O país ocupa a 65ª colocação em uma lista de 70 economias – o pior patamar nos últimos anos. Segundo o levantamento, entre os fatores que prejudicam o país estão custo de capital, educação precária e problemas financeiros.
Como competitividade, as entidades avaliadoras consideraram a capacidade dos países de criar e sustentar um ambiente que favoreça o desempenho das empresas, sejam elas privadas ou estatais.
Nessa linha, a competitividade de um país reflete o conjunto de condições institucionais, econômicas e estruturais que influenciam a produtividade e a eficiência do setor produtivo.
Ao todo, quatro fatores gerais foram considerados – performance econômica, eficiência governamental, eficiência empresarial e infraestrutura – e o Brasil apresentou piora de posição em todos os indicadores.
Eficiência de negócios foi o destaque negativo, com queda de 11 posições. Já performance econômica caiu seis posições no levantamento.
Dentro dos fatores gerais, foram avaliadas também subcategorias que estabeleceram pontos fortes e fracos e uma posição para o país em relação à seção analisada.

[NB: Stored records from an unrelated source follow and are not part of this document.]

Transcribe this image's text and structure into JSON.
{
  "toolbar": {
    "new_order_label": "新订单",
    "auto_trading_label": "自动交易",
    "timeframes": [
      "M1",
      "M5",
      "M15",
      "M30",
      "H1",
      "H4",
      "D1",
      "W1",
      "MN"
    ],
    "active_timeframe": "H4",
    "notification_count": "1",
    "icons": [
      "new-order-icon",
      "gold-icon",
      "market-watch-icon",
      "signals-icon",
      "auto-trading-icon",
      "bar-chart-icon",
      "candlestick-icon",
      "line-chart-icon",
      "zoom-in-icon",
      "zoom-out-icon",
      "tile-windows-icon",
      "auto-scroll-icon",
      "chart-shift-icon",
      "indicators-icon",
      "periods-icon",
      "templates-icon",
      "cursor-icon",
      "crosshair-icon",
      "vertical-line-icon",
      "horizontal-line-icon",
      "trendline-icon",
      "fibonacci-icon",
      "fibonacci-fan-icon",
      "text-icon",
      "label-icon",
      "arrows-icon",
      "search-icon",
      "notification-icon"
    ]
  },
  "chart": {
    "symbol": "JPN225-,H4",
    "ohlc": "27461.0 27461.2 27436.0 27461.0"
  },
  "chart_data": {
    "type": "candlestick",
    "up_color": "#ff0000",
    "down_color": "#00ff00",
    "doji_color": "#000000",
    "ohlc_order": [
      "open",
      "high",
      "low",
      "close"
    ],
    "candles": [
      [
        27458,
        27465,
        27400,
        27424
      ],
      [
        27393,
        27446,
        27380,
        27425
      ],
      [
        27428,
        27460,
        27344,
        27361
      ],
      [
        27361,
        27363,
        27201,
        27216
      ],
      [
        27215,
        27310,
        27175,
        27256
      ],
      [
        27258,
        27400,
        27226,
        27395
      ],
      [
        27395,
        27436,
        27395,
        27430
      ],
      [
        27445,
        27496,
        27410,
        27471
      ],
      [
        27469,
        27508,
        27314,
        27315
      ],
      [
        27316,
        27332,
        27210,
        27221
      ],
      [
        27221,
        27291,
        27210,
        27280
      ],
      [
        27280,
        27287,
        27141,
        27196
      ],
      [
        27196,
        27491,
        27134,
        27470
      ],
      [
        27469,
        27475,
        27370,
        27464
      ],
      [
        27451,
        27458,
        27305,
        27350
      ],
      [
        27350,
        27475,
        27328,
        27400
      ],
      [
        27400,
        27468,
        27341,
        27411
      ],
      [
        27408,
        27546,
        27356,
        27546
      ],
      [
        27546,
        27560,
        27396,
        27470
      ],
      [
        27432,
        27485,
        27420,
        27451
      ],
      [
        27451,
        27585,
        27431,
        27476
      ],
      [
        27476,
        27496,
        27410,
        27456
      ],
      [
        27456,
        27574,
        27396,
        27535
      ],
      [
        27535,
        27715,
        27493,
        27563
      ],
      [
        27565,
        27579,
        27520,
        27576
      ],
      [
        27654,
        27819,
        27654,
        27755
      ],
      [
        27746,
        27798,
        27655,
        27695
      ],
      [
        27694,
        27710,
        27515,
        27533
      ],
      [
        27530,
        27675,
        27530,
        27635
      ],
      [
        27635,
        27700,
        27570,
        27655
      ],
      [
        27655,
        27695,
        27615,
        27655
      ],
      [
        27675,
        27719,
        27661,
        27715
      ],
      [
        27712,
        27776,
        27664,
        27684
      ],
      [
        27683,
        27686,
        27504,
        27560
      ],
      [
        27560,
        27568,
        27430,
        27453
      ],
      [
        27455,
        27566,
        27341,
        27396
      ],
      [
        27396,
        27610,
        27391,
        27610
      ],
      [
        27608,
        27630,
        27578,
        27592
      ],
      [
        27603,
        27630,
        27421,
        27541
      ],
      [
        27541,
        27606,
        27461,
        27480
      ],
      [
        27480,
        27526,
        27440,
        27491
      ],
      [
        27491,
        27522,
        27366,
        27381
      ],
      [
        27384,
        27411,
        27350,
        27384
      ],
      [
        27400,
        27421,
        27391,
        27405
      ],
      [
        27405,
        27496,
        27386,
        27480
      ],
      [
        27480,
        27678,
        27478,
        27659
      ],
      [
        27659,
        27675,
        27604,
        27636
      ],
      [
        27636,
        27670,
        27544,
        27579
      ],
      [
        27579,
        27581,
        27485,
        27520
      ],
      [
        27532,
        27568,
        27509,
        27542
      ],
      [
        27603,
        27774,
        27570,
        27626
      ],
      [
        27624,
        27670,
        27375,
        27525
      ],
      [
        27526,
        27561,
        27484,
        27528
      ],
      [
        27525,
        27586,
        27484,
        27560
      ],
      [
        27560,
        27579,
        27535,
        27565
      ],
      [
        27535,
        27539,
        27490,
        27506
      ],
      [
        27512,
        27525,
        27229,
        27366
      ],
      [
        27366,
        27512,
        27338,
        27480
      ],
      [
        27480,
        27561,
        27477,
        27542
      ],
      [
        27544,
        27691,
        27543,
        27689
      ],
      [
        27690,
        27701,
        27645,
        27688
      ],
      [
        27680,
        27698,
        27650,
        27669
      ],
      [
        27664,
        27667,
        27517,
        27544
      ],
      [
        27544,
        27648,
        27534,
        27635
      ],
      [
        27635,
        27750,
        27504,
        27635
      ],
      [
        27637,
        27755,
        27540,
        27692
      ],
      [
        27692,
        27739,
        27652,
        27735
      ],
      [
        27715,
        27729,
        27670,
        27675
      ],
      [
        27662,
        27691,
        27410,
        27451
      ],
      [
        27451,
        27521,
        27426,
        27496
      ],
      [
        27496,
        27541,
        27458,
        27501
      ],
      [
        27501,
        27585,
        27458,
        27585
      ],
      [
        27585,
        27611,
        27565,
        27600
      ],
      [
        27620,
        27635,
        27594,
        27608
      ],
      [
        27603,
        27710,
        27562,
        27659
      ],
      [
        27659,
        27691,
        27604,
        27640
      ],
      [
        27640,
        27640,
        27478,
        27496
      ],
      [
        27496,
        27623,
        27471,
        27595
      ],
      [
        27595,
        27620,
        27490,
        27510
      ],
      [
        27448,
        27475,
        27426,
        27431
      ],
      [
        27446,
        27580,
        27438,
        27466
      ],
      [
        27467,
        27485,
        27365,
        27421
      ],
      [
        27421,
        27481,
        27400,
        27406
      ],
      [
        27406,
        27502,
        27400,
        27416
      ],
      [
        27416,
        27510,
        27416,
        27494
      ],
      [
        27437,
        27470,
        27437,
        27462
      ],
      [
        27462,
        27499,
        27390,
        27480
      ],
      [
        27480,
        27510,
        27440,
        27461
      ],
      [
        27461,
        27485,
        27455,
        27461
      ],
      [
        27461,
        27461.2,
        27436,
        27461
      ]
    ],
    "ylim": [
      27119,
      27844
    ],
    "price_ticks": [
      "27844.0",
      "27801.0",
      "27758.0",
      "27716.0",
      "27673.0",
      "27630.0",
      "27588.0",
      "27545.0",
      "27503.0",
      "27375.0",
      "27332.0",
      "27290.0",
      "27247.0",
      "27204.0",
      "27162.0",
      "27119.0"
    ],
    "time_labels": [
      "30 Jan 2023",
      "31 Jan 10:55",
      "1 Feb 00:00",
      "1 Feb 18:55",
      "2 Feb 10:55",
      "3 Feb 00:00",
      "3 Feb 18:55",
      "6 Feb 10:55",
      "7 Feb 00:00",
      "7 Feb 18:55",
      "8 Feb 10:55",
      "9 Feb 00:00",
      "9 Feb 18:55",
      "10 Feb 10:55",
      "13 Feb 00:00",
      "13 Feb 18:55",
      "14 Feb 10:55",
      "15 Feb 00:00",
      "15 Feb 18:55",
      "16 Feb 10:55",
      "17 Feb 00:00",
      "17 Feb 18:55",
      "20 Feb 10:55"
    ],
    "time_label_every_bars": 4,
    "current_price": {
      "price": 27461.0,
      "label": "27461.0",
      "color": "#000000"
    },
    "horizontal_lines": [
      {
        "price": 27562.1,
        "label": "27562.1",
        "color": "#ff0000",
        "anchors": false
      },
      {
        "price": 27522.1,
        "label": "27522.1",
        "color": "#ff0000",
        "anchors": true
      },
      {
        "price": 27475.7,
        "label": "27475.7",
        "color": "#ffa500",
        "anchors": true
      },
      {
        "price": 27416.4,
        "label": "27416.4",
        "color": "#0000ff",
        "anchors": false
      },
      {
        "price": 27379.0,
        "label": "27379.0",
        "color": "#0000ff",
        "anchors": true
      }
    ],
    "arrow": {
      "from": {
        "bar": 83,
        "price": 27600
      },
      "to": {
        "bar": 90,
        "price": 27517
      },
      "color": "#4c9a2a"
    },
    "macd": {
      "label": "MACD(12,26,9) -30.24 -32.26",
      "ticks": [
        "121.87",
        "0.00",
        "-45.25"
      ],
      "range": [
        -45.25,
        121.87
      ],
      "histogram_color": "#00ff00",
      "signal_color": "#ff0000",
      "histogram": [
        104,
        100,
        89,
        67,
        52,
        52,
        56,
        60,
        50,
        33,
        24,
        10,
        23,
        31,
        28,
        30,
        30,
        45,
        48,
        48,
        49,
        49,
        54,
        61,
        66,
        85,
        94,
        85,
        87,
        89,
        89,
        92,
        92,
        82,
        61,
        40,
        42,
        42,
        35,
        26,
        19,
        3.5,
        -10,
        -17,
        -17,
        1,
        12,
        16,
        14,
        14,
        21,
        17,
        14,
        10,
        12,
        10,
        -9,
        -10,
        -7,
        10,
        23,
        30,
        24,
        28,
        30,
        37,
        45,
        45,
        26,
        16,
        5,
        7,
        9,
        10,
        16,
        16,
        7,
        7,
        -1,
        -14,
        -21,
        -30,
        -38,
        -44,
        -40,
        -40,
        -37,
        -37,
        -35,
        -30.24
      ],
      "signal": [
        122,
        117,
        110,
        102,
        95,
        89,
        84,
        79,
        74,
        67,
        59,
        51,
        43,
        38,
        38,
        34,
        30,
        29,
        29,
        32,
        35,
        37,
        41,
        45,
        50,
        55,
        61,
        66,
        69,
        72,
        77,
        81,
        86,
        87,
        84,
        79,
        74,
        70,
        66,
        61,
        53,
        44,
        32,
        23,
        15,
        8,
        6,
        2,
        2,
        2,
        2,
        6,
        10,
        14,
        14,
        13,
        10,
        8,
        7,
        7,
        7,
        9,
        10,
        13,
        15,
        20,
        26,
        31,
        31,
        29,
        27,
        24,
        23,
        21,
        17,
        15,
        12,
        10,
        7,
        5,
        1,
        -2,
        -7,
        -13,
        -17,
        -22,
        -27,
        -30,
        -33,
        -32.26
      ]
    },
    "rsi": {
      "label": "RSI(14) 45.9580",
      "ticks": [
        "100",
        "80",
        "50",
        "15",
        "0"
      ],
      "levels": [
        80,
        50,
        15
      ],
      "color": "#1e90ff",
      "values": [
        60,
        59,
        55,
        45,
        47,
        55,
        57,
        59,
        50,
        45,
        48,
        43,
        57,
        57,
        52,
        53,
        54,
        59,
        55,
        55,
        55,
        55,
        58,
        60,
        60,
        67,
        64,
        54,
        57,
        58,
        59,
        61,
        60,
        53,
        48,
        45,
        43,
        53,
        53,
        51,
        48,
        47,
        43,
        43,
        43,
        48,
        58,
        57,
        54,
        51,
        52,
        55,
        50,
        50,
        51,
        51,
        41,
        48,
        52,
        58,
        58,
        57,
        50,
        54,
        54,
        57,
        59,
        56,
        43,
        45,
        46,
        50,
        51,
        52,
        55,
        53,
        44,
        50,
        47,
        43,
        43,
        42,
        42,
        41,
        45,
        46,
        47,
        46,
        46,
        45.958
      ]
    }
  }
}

Entre os pontos fortes do Brasil estão o crescimento de longo prazo de emprego (5º), subsídio governamental (5º), porcentagem de energia renovável (5º), fluxo de investimento direto estrangeiro (7º) e total de atividade empreendedora em estágio inicial (8º).
Por outro lado, o custo de capital (70º), débito corporativo (70º), educação primária e secundária (70º), força de trabalho produtivo (70º), habilidades linguísticas (70º) e habilidades financeiras (70º) pesaram sobre a posição geral do Brasil e, segundo o diretor, travam o avanço dos outros setores bem posicionados.